From the moment Mr Kipling set his bar so exceedingly high, baking has been a serious business.
And Hollywood is the Simon Cowell alpha-male, passing judgement with an arched eyebrow and occasionally reducing contestants to tears on the BBC's phenomenally successful The Great British Bake Off, which returned last week.
Record numbers tuned in, and then immediately went online to complain about how rude Hollywood was about an undercooked sponge or overworked dough.
Each week, the middle-class master bakers are tasked with following one of Hollywood's signature recipes. Each week, they foul it up. There is no limit to the emotional investment a woman or man can make in a rum baba.

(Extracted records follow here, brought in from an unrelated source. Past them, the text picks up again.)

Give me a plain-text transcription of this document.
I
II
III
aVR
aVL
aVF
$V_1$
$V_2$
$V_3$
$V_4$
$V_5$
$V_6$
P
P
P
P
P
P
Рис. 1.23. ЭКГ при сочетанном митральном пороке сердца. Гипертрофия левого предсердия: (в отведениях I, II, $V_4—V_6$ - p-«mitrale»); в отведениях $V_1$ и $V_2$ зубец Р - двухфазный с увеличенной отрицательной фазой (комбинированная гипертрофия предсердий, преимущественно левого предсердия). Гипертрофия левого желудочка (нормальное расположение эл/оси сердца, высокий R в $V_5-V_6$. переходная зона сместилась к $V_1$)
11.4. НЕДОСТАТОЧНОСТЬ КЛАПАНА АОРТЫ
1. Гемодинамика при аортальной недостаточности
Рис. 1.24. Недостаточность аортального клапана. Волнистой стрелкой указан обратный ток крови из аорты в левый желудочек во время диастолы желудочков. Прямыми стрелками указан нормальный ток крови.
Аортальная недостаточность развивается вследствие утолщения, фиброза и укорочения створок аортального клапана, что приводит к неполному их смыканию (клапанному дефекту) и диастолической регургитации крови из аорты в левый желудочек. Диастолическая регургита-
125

One aproned clot got in a bit of a muddle and lined his tins with salt, instead of sugar. Another was so hard that Hollywood stood over it, sawing with a knife like a lumberjack who'd met his match.
Everyone knows their job. Hosts Mel and Sue are on standby to say "ooh, matron" if anyone mentions having a large portion.
Mary Berry, officially the nicest woman in the world, smiles apologetically and tries desperately to find something positive to say about an upside-down tomato cake.
And Hollywood is you and me. Only with a goatee. He speaks his mind. He says what we'd say, only in the car on the way home, if someone served up a cake so vast and dense the lower tiers turn to clay.
With seemingly innocuous remarks – "That's ambitious" or "Are you all right for time?" – he can send young mums, Jarvis Cocker lookalikes and WI veterans into a tizz.
It's not rudeness. This is a one-man crusade to spare us "clever" cake combinations, so you will never again have to choke down a pear and piccalilli surprise. If you can't stand the heat, get off Planet Hollywood.